Zerfoo is a family of Go modules that together form a complete ML inference and training stack. Each module has its own go.mod, versioning, and release cycle.

Dependency Graph#

float16 ──┐
           ├──► ztensor ──► zerfoo
float8  ──┘                    ▲
ztoken ────────────────────────┘
  • float16 and float8 provide reduced-precision arithmetic
  • ztensor builds tensors, compute engines, and computation graphs on top of them
  • zerfoo combines ztensor and ztoken into a full inference, training, and serving framework
  • ztoken is independent (zero external deps) and plugs directly into zerfoo

Which Module to Import#

You want to…Import
Run transformer inference or serve modelsgithub.com/zerfoo/zerfoo
Work with tensors, GPU compute, or computation graphsgithub.com/zerfoo/ztensor
Tokenize text (BPE, HuggingFace, GGUF)github.com/zerfoo/ztoken
Do Float16 or BFloat16 arithmeticgithub.com/zerfoo/float16
Do FP8 E4M3FN arithmeticgithub.com/zerfoo/float8
Convert ONNX models to GGUFgithub.com/zerfoo/zonnx (CLI)

Modules#

ztensor#

GPU-accelerated tensor, compute engine, and computation graph library. Provides the compute.Engine[T] interface that powers all arithmetic in the ecosystem. Supports CUDA, ROCm, and OpenCL backends loaded at runtime via purego – zero CGo.

ztoken#

BPE tokenizer with HuggingFace tokenizer.json and GGUF tokenizer extraction. Handles SentencePiece compatibility for Llama-family models. Zero external dependencies.

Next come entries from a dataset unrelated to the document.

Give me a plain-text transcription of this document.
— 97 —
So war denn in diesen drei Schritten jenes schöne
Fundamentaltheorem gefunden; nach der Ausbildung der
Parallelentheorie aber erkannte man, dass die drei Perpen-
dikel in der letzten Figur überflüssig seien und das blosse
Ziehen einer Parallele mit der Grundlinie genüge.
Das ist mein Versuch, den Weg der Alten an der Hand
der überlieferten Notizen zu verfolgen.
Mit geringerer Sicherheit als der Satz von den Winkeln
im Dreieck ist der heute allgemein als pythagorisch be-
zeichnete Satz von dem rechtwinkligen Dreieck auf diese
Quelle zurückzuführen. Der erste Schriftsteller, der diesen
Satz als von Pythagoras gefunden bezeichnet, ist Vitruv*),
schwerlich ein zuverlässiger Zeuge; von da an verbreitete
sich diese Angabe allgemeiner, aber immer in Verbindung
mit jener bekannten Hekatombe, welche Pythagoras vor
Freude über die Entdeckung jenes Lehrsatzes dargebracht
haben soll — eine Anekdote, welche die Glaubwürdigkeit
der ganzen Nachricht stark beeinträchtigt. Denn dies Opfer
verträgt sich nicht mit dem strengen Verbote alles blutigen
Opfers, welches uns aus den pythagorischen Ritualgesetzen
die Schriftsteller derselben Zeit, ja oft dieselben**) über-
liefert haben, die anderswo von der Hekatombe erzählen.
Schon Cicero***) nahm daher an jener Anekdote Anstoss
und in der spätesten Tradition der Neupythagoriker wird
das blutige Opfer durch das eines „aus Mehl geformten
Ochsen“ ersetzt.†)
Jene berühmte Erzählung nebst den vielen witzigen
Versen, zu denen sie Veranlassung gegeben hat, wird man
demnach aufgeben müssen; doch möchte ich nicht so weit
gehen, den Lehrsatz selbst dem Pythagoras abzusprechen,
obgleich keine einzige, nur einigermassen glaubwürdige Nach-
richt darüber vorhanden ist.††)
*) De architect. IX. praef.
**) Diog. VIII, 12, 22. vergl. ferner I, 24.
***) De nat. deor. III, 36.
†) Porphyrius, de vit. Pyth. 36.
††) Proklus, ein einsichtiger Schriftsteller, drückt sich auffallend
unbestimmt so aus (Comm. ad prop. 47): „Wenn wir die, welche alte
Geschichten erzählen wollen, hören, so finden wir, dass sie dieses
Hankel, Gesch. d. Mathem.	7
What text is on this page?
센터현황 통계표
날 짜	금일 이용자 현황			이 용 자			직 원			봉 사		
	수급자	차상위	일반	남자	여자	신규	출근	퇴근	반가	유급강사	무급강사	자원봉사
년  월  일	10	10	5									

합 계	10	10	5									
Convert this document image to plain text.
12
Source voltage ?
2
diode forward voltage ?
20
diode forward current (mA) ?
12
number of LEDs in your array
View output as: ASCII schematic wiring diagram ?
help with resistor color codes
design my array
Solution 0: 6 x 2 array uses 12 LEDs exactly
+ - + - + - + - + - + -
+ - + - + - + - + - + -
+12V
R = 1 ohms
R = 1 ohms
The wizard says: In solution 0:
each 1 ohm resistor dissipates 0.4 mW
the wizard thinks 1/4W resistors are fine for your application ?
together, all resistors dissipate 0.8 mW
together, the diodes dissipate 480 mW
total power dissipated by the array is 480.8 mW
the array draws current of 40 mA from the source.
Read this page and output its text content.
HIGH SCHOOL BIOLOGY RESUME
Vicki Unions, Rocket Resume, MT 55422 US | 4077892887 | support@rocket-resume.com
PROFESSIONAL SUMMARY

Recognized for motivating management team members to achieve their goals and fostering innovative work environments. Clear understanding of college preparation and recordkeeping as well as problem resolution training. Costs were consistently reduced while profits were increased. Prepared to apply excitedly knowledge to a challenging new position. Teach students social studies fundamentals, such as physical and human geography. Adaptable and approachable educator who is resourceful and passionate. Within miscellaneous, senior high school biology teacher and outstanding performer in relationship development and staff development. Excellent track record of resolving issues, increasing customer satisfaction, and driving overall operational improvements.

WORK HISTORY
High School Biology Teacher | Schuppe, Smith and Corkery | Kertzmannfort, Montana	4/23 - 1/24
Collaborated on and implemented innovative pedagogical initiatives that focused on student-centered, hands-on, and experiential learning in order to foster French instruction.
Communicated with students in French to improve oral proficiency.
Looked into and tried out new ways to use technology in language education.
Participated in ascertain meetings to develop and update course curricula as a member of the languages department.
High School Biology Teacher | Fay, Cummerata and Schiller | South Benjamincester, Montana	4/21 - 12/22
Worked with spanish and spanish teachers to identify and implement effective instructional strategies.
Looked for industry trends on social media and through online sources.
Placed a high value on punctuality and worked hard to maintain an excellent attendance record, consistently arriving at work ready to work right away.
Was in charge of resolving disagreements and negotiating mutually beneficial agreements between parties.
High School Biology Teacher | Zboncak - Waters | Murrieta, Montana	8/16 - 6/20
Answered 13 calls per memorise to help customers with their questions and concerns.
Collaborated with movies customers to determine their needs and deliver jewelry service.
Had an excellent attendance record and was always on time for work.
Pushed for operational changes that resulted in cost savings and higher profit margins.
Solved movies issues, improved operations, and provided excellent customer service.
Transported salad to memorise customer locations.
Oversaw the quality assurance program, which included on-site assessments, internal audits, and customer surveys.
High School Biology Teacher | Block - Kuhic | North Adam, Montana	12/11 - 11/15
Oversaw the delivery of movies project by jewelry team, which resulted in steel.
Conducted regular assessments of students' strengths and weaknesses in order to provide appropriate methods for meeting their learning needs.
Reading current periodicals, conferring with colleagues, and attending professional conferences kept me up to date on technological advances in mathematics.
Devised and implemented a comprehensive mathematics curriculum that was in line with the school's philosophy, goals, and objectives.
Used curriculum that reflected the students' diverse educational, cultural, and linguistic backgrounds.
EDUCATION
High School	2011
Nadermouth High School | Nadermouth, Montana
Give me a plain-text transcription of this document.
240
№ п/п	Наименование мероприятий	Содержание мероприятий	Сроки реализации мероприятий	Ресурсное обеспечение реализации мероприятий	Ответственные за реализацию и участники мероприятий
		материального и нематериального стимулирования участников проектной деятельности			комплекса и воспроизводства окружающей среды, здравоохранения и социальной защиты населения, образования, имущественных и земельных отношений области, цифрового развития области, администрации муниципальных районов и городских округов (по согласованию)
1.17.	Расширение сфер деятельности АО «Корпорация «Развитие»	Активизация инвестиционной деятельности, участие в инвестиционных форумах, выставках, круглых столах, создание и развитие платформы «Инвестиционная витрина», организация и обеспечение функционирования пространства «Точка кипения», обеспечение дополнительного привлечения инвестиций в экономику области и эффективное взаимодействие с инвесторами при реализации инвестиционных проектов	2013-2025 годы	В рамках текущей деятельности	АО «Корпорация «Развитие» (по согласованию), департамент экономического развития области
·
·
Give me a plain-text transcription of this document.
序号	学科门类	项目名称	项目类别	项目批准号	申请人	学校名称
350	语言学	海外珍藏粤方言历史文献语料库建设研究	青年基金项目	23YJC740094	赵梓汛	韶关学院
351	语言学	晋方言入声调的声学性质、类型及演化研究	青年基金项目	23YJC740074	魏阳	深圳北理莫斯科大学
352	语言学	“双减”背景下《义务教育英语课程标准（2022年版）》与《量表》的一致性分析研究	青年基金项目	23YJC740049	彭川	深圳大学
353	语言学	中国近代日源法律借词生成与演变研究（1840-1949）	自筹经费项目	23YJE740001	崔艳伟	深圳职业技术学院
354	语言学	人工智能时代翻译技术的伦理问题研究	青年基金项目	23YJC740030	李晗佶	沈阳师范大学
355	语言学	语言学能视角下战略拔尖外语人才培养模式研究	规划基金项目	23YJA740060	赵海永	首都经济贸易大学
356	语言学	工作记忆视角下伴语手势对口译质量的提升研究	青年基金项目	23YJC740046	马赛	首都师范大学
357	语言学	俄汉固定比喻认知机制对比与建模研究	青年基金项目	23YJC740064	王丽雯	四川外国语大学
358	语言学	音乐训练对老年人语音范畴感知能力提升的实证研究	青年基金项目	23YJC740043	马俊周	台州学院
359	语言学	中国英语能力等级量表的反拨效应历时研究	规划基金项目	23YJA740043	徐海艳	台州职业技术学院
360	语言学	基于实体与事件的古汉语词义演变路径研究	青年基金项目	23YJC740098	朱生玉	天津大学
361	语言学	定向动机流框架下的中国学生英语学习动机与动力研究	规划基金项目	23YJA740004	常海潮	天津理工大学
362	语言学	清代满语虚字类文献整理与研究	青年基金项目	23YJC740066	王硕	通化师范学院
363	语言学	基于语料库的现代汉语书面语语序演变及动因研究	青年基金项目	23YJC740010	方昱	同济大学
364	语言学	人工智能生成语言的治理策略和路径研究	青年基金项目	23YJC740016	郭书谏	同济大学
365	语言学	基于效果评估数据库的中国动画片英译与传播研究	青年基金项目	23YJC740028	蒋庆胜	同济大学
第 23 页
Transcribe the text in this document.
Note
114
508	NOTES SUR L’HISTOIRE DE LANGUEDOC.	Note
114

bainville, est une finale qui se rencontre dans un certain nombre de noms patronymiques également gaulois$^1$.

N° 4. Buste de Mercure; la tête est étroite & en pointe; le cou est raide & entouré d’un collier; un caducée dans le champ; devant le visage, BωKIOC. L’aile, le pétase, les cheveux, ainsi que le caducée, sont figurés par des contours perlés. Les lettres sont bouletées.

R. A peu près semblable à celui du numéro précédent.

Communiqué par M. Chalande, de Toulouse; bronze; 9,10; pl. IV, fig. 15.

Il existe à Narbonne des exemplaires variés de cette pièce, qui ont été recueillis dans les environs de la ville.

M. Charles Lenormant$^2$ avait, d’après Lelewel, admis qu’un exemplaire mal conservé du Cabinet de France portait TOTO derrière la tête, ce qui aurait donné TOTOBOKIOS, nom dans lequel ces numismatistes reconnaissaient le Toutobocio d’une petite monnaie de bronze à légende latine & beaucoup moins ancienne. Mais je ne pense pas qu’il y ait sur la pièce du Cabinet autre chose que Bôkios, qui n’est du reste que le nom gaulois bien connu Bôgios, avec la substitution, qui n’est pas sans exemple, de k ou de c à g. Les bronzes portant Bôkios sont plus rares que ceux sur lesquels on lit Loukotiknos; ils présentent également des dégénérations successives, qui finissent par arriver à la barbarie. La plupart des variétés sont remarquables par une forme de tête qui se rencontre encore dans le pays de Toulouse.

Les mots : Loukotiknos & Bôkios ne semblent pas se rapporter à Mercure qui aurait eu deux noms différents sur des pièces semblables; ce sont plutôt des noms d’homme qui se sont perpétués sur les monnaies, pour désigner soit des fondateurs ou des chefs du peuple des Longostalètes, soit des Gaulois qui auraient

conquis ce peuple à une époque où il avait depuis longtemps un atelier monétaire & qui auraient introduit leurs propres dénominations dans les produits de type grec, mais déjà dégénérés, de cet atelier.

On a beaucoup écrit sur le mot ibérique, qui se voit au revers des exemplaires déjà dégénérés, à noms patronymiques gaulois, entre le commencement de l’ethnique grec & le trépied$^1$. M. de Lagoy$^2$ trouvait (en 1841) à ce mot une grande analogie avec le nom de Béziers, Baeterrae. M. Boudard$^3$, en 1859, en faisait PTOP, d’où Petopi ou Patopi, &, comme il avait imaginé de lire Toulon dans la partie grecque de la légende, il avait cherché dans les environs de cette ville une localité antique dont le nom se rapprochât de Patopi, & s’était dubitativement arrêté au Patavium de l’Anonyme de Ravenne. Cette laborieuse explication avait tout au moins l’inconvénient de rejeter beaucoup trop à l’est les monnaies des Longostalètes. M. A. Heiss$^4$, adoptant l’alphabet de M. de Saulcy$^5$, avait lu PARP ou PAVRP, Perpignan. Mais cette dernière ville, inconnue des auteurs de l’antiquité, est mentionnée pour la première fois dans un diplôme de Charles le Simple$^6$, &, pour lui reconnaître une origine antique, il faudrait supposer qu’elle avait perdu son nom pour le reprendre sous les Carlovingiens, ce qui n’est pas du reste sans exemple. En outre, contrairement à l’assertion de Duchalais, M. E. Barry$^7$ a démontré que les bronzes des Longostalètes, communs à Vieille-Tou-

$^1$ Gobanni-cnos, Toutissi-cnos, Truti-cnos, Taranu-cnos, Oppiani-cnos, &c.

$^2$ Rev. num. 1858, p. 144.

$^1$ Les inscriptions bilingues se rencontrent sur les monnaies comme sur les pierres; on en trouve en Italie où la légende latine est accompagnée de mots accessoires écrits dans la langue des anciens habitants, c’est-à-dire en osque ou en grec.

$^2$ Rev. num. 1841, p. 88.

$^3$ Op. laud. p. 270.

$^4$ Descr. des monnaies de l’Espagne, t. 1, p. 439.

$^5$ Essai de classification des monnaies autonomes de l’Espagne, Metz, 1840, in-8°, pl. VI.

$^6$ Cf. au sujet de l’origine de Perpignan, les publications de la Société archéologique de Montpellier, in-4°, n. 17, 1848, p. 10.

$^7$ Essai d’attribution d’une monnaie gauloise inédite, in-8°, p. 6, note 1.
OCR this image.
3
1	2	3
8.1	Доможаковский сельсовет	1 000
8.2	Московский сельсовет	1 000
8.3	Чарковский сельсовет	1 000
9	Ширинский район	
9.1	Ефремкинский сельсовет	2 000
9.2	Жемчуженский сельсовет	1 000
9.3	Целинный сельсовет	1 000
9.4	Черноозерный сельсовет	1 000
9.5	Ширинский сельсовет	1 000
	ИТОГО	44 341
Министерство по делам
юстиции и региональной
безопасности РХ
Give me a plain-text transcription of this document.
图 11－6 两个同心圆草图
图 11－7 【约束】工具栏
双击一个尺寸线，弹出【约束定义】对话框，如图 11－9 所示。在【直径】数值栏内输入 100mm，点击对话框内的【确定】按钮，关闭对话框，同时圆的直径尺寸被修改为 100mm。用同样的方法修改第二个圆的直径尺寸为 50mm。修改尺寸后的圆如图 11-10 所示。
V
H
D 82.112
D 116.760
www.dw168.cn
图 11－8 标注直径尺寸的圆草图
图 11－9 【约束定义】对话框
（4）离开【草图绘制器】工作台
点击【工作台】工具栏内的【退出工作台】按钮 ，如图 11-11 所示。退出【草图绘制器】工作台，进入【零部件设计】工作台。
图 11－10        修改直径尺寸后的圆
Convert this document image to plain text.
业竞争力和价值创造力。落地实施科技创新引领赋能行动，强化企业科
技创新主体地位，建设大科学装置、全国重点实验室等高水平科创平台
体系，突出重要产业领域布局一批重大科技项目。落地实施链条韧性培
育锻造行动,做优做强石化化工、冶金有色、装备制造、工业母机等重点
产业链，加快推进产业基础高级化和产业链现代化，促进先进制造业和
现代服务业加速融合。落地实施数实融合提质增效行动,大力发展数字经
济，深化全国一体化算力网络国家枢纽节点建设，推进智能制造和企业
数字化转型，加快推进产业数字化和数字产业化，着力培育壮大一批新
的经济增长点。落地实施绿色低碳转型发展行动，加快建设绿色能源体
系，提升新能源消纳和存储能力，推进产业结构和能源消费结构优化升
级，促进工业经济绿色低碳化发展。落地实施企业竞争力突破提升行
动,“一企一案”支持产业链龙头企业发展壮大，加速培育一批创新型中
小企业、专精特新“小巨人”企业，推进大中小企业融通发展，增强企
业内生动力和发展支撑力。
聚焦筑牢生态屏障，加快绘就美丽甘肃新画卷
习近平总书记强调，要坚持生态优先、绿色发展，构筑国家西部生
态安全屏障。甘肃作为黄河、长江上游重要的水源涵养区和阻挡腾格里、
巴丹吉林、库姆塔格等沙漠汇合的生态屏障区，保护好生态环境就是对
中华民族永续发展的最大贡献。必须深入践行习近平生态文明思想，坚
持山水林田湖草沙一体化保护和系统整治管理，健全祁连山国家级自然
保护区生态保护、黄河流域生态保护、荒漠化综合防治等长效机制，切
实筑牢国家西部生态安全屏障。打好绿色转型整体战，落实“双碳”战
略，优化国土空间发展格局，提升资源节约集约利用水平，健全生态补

Numeric Types (float16 + float8)#

IEEE 754 half-precision (Float16), Brain Floating Point (BFloat16), and FP8 E4M3FN (Float8) arithmetic libraries. Used by ztensor for quantized tensor storage and mixed-precision compute.

zonnx#

ONNX-to-GGUF converter CLI. Standalone binary with no runtime dependencies on the other modules. Converts ONNX models into GGUF format for use with zerfoo.